The report outlines incidents such as a prisoner freezing to death after being left to sleep without pants on a cold, concrete floor; a prisoner was forced to stand in a “stress position” on broken bones; the wife of a prisoner was threatened with sexual assault by the CIA interrogators; amongst other brutal techniques.

The findings are clear. Sen. Dianne Feinstein writes in the report that the Committee’s finding reveal that "CIA detainees were tortured." "I also believe that the conditions of confinement and the use of authorized and unauthorized interrogation and conditioning techniques were cruel, inhuman, and degrading. I believe the evidence of this is overwhelming and incontrovertible," she writes.

The important takeaway is that the report notes that these techniques -- considered equivalent to torture -- were not necessary to “save lives” or deliver information that was not being solicited by other means. The CIA has thus far maintained that “enhanced interrogation techniques” are needed for exactly the above purposes.

"The use of the CIA's enhanced interrogation techniques was not an effective means of obtaining accurate information," the report concluded. It debunked the top 20 examples the CIA has used to defend the enhanced interrogation program, noting that each of the examples "was found to be wrong in fundamental respects."

In fact, the report goes a step further and says that false confessions obtained by brutal techniques led to dead leads. In short, the enhanced interrogation techniques adopted by the CIA either led to false information or to information that had already been obtained through alternative techniques.

A glimpse into the brutality of the techniques is evident through a few examples in the report.

Techniques used by the CIA "involved keeping detainees awake for up to 180 hours, usually standing or in stress positions, at times with their hands shackled above their heads." Other techniques included "rectal rehydration," "ice water 'baths,'" and threatening detainees with threats to harm detainees' families, including threats to "sexually abuse the mother of a detainee," according to the summary of the report.

The report notes that at times, detainees were kept in pitch-black freezing rooms "with loud noise or music and only a bucket to use for human waste." One such detainee "who had been held partially nude and chained to a concrete floor" died in Nov. 2002 from suspected hypothermia.


At least five prisoners were subject to "rectal rehydration" or "rectal feeding."


The report notes that an officer played “Russian Roulette” with a detainee


The waterboarding technique led to a prisoner nearly drowning.


A prisoner was tortured for months based on the false accusations of another prisoner.


The techniques had deep psychological and physical consequences.


One prisoner, as a result of sleep deprivation, began hallucinating "dogs mauling and killing his sons."

Several prisoners developed sleep psychosis, leading to hallucinations, paranoia and attempts to self-mutilate.

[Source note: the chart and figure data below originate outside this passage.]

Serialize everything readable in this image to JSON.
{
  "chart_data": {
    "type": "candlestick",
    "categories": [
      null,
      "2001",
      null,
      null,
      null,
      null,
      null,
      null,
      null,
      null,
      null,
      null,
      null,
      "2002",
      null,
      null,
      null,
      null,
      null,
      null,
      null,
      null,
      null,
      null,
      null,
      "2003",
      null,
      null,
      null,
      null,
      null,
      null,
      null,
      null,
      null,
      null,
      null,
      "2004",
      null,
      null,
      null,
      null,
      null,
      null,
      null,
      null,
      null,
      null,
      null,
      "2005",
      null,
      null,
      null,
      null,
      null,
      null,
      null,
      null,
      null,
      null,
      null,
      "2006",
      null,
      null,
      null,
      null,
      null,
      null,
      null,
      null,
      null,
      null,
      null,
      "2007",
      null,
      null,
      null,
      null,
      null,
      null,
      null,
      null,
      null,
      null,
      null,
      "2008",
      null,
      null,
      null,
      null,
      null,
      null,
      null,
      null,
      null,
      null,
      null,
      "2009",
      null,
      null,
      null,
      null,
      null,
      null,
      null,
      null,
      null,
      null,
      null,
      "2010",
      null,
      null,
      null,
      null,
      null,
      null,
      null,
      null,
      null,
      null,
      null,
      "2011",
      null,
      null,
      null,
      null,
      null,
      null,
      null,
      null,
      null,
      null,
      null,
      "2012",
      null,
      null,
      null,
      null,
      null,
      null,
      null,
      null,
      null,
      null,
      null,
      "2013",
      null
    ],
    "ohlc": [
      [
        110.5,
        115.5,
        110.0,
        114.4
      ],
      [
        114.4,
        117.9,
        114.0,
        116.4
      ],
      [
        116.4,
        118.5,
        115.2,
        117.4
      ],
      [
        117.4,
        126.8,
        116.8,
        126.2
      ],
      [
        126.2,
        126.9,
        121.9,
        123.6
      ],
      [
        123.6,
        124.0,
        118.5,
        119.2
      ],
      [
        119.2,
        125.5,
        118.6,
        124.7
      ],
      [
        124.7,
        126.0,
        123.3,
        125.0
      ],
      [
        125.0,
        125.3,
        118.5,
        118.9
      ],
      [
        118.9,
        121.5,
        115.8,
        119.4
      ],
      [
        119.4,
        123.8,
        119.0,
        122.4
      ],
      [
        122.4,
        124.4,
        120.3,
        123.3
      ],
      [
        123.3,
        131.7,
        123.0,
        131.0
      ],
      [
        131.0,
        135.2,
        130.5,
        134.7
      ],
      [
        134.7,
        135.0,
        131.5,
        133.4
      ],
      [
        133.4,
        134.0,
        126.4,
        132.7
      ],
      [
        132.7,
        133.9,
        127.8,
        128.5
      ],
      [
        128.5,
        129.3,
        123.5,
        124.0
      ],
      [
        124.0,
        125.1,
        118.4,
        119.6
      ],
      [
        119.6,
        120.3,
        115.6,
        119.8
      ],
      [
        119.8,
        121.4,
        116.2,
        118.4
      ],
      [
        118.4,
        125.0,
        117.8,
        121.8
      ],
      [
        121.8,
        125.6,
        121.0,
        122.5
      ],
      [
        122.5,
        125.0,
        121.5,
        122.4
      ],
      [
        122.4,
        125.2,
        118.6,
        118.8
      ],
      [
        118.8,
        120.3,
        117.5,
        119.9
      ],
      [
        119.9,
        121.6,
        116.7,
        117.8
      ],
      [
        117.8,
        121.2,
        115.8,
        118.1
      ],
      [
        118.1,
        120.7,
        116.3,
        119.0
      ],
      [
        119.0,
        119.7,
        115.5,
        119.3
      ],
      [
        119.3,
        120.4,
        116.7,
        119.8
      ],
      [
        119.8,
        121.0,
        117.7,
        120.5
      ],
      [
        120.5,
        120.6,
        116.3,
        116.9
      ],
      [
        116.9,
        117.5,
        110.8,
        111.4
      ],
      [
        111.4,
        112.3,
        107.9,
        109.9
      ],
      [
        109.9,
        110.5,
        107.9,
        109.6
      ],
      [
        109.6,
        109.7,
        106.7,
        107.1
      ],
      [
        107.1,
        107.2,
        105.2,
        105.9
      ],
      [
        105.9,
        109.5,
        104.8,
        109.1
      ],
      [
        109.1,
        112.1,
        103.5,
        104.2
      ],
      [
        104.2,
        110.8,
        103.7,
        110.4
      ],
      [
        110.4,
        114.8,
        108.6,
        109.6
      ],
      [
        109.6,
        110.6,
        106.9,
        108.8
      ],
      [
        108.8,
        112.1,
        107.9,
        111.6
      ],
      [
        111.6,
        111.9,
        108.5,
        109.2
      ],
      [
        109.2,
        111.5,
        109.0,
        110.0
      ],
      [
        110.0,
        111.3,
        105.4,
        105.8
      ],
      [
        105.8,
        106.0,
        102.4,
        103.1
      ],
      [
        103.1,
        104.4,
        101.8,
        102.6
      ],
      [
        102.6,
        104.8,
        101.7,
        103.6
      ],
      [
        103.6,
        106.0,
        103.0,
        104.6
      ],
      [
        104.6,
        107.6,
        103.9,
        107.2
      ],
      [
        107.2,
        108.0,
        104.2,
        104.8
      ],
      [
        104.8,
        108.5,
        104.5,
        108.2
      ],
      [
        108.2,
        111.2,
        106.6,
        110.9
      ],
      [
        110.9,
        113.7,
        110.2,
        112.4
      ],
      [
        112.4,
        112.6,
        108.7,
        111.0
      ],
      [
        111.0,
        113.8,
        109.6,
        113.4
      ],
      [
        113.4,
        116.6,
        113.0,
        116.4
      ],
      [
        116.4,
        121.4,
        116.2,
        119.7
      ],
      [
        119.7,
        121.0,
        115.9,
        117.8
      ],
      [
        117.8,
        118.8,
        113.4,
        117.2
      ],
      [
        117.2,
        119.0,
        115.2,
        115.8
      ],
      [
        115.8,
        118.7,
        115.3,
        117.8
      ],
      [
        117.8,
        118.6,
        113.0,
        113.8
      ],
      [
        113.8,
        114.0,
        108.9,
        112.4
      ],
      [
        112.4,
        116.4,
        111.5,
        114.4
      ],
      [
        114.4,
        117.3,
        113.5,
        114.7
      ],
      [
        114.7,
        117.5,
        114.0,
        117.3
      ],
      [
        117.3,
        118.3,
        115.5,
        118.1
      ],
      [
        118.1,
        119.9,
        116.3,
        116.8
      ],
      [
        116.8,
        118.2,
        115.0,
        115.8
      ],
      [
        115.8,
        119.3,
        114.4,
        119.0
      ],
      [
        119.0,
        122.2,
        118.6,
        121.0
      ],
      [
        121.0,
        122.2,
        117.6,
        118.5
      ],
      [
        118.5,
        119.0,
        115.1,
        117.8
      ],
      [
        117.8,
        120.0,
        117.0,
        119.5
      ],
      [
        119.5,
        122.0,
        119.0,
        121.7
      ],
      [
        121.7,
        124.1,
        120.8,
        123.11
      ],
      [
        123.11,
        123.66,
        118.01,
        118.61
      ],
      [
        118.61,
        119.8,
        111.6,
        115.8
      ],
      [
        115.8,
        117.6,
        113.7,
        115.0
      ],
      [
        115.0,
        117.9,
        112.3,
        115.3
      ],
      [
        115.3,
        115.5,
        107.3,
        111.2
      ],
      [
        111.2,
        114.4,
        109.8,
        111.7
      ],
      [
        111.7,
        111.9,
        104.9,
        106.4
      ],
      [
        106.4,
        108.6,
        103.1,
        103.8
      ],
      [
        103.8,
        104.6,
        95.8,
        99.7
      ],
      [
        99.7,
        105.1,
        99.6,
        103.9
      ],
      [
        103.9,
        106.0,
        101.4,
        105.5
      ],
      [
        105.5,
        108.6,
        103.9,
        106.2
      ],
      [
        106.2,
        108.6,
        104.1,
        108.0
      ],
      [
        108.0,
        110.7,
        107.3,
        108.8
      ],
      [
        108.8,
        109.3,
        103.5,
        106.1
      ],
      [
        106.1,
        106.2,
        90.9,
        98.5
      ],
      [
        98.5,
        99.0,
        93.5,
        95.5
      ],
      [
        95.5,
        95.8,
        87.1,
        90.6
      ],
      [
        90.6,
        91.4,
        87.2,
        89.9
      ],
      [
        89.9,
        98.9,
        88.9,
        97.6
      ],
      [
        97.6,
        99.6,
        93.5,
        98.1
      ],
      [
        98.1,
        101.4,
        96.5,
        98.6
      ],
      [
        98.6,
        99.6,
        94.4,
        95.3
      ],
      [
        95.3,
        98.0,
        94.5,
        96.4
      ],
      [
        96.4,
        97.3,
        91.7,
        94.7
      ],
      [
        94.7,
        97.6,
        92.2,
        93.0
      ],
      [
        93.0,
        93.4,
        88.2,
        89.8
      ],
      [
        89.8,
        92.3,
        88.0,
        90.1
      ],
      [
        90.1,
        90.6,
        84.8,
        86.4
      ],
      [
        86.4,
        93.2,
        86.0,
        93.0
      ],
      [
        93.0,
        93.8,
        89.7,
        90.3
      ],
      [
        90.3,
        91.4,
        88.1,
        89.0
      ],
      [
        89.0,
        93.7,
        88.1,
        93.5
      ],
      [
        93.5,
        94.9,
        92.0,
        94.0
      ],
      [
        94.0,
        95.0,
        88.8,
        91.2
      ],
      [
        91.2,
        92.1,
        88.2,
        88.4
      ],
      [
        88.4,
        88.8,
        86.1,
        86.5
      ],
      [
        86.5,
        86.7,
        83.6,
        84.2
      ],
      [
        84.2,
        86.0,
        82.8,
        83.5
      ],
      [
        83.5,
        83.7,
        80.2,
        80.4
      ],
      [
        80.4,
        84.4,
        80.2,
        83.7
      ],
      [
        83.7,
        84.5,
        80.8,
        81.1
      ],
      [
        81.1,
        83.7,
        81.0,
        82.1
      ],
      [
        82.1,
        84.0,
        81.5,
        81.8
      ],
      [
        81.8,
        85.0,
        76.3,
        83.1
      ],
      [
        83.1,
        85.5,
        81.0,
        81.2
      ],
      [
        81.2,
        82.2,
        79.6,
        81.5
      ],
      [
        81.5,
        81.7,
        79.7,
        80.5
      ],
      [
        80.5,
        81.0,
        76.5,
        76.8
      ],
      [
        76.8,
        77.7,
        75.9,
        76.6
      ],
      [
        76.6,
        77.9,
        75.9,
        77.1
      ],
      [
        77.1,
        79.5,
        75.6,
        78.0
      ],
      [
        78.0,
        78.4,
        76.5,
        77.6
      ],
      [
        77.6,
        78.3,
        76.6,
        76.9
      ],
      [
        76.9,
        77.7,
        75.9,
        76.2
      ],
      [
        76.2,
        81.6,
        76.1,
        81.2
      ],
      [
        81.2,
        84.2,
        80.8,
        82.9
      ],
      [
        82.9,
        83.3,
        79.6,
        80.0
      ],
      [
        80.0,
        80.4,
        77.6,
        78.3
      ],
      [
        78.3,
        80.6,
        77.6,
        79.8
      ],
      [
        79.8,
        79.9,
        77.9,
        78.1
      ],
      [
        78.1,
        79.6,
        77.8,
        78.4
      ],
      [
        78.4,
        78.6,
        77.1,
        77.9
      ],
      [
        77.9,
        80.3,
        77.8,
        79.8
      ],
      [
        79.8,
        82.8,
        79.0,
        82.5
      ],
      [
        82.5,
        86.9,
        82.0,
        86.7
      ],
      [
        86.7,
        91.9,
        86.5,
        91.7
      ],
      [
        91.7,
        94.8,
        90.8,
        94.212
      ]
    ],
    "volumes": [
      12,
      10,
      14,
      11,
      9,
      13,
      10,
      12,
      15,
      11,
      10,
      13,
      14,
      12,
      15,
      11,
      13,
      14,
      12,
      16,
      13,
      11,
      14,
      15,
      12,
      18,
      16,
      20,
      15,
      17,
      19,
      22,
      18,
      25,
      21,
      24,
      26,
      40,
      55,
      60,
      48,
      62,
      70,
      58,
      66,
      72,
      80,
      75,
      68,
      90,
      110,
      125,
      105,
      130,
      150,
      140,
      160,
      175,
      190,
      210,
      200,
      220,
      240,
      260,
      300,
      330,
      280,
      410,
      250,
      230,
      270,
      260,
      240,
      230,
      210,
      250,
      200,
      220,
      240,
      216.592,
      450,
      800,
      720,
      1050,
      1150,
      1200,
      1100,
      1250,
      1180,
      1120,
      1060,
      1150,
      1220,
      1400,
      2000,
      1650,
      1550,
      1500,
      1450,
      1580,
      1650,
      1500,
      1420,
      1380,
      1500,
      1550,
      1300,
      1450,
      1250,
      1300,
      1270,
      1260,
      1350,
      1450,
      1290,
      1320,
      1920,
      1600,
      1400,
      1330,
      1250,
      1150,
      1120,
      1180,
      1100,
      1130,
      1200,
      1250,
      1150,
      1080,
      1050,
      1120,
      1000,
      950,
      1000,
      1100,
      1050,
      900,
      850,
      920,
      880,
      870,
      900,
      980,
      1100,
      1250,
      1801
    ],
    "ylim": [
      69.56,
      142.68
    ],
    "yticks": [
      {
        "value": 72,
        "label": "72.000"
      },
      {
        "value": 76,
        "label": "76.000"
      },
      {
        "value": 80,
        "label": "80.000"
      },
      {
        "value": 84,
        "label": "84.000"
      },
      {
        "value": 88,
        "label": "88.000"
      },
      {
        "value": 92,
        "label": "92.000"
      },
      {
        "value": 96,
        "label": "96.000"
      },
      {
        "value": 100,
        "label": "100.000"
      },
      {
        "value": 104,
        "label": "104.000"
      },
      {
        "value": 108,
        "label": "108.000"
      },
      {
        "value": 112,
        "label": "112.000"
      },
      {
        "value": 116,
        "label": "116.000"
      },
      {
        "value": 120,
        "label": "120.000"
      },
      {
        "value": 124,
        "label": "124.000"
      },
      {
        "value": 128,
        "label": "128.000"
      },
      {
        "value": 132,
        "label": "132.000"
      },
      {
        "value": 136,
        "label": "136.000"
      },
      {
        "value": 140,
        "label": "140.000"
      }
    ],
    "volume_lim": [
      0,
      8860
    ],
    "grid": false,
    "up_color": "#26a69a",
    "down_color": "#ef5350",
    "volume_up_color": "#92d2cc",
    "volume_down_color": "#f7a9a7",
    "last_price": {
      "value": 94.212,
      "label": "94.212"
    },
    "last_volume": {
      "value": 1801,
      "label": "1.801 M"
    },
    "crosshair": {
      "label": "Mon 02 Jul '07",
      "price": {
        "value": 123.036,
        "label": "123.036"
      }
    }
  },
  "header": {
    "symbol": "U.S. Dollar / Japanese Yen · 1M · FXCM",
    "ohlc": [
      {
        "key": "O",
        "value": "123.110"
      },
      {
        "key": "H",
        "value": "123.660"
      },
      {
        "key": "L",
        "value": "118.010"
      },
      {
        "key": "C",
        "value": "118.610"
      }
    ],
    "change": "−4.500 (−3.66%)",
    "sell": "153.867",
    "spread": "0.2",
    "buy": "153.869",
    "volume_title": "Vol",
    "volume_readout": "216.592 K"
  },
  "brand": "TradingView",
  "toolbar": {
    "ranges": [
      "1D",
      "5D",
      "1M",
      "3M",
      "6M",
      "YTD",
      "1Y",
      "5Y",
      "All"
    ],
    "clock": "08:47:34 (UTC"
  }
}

The damning report notes that the CIA misled the White House, Congress, and other agencies. President George W Bush was not briefed on "the specific CIA enhanced interrogation techniques before April 2006," by which time, 38 of the 39 detainees on whom the techniques were used had already been in custody and interrogated. The CIA’s lack of records means that the number of detainees who faced these interrogation procedures could have been more.

Further, the report alleges that the CIA "provided extensive amounts of inaccurate and incomplete information" to the White House and security agencies. It states that the CIA wrongly stated that the “enhanced interrogation techniques were uniquely effective and necessary to produce otherwise unavailable intelligence that the U.S. government could not obtain from other sources.”